Personal information
- Nationality: Turkish
- Born: 1 January 2001 (age 25) Turkey
- Home town: Turkey
- Education: Istanbul Gedik University

Sport
- Country: Turkey
- Sport: Long-distance running
- Event(s): 5000 m, 10,000 m, half marathon
- Team: Beşiktaş Athletics

Medal record
Women's Athletics
Representing Turkey
FISU World University Games
| Bronze medal – third place | 2025 Bochum | Half marathon Team |

= Ezgi Kaya =

Turkish long-distance runner (born 2001)

Ezgi Kaya (born 1 January 2001) is a Turkish female long-distance runner, who competes in the 5000 m, 10,000 m and half marathon events.

== Personal life ==
Ezgi Kaya was born on 1 January 2001. She works as a teacher in the kindergarten of a Beşiktaş J.K. club facility.

== Sport career ==
Kaya is a member of Beşiktaş Athletics in Istanbul.
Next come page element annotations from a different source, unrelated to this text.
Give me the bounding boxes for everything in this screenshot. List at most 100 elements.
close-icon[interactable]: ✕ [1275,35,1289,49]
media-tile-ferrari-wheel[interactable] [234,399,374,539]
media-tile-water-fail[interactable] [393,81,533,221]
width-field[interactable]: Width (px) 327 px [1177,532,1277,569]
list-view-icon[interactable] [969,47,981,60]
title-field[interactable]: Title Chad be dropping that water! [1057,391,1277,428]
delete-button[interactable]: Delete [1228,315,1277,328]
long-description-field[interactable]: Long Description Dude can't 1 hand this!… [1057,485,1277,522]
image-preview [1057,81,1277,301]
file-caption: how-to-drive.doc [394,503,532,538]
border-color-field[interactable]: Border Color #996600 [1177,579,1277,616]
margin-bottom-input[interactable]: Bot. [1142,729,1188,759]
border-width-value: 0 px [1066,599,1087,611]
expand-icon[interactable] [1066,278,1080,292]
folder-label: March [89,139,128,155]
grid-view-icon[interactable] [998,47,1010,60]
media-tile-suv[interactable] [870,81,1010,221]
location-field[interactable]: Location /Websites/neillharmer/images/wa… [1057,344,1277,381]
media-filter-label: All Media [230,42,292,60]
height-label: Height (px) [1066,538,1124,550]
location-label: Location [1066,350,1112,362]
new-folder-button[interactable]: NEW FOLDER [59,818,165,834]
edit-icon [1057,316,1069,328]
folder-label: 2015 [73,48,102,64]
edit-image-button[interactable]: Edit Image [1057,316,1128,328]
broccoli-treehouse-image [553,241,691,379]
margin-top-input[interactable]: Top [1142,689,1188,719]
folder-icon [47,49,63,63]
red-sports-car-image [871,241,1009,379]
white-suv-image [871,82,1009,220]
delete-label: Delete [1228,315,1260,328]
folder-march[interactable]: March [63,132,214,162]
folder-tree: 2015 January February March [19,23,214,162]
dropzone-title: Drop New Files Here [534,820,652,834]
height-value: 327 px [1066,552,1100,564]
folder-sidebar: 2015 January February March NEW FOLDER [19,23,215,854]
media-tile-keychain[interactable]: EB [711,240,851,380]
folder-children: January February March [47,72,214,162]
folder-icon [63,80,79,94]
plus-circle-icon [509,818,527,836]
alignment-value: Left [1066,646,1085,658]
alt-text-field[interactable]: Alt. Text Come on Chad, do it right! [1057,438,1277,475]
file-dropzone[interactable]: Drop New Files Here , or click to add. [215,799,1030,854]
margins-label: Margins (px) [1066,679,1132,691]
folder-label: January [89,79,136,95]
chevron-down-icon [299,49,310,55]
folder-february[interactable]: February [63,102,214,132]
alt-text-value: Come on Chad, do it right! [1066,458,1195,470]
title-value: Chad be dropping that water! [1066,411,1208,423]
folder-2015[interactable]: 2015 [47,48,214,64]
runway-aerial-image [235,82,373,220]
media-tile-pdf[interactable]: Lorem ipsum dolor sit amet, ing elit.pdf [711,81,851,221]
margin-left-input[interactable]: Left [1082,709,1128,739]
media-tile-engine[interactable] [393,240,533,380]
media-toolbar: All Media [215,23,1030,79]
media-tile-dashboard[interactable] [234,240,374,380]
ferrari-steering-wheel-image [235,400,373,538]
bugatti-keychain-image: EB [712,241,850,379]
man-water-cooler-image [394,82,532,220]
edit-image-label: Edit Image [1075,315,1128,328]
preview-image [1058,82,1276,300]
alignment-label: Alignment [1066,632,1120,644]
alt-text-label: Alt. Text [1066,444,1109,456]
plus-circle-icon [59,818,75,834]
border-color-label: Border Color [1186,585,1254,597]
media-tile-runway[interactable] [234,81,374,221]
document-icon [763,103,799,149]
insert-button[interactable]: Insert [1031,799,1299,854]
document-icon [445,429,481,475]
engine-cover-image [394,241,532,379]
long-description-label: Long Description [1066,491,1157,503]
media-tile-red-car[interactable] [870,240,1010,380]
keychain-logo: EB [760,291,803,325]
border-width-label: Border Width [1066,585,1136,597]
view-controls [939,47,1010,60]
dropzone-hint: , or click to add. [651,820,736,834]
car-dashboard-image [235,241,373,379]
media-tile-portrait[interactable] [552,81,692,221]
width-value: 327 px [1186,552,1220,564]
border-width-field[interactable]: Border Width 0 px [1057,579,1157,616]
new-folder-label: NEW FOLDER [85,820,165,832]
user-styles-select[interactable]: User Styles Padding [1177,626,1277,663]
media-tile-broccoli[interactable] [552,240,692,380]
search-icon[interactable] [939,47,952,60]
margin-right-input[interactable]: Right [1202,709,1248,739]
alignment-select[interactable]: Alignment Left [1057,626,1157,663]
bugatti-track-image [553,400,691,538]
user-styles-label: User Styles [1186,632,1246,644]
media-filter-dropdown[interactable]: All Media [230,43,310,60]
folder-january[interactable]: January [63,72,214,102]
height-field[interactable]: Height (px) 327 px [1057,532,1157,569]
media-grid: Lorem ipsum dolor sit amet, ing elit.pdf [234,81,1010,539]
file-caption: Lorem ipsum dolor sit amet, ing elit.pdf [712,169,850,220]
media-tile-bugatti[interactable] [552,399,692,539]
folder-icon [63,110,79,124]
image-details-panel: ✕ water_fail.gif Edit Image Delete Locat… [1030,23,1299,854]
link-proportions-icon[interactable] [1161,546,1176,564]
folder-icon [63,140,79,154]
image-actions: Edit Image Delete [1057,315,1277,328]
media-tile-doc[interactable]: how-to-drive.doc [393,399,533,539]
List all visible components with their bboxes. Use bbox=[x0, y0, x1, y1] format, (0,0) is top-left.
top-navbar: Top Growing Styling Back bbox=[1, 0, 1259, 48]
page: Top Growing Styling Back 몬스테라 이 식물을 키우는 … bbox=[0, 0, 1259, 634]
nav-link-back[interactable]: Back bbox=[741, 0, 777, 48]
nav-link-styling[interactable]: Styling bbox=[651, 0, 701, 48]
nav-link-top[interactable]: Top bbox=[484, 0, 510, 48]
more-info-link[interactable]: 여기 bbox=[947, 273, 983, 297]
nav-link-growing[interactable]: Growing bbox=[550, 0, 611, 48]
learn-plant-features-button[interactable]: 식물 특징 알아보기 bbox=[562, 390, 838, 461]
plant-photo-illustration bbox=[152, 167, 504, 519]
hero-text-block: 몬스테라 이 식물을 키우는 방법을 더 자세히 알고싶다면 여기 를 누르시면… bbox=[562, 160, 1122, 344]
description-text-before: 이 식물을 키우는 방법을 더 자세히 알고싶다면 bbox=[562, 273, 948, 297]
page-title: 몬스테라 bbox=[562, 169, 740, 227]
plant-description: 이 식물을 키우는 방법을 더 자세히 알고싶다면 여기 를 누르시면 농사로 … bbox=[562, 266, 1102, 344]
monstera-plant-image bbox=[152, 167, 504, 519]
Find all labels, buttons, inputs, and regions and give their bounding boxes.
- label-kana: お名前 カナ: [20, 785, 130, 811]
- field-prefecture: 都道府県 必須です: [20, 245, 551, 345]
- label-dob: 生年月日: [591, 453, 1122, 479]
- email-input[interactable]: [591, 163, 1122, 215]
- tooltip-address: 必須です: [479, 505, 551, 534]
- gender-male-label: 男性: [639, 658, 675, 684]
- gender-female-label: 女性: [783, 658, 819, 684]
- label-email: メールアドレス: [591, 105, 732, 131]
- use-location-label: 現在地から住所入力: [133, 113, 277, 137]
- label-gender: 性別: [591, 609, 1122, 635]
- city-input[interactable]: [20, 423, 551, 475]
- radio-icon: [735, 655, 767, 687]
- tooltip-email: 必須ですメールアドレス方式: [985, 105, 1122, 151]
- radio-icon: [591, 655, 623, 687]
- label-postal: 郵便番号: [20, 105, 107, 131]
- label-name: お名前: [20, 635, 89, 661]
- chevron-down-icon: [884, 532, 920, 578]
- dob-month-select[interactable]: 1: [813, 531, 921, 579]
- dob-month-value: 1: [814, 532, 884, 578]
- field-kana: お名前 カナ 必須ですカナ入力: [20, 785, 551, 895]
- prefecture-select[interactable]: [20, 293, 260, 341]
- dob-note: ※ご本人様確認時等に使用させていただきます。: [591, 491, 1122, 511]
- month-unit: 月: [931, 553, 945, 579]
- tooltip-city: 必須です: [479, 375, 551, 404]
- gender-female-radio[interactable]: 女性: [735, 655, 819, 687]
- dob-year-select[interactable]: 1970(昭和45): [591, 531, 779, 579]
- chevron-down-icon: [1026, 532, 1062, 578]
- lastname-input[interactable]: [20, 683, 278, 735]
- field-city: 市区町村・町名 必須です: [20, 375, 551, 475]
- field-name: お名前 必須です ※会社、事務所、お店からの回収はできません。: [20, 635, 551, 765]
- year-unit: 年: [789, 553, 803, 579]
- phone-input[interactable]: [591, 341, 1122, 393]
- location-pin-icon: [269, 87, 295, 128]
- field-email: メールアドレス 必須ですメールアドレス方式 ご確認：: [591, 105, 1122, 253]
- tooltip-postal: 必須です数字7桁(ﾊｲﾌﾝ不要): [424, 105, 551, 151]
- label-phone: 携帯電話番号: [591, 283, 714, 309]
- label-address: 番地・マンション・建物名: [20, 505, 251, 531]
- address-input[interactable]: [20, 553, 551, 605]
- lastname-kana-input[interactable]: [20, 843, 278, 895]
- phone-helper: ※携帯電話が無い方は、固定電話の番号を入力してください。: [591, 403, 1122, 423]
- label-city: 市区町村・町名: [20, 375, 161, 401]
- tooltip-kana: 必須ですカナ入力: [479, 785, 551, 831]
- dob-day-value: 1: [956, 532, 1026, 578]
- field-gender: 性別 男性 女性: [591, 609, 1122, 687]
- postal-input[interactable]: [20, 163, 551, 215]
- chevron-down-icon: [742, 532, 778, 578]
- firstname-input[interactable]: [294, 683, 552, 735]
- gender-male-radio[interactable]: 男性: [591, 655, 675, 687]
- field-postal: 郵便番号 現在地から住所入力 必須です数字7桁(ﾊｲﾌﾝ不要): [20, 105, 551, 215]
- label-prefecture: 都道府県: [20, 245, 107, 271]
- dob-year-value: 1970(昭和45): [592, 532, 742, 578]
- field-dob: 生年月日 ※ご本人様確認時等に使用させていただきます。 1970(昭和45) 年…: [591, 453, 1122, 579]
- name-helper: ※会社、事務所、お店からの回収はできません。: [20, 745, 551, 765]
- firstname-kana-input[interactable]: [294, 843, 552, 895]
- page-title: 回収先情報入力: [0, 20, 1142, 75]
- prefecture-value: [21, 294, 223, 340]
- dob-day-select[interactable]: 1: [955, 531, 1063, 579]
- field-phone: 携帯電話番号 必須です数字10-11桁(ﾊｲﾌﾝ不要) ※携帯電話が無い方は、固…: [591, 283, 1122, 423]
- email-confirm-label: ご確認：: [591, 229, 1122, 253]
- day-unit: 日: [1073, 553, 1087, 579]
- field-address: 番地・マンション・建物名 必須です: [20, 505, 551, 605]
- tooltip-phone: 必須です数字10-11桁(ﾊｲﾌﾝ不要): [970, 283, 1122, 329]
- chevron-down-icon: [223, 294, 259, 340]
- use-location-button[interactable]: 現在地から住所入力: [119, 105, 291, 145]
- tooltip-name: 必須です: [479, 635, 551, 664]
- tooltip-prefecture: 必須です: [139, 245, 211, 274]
In 2021, she finished the 9 km road run at the MarmaRUN in Beykoz, Istanbul in the second place, and the 10 km event at the Gazi Half Marathon and 10 km Road Run in Gaziantep, Turkey in the third place with 36.45.

She competed at the 2025 Summer World University Games in Bochum, Germany, and won the bronze medal in the half marathon team event with teammates Nursena Çeto and Dilek Öztürk.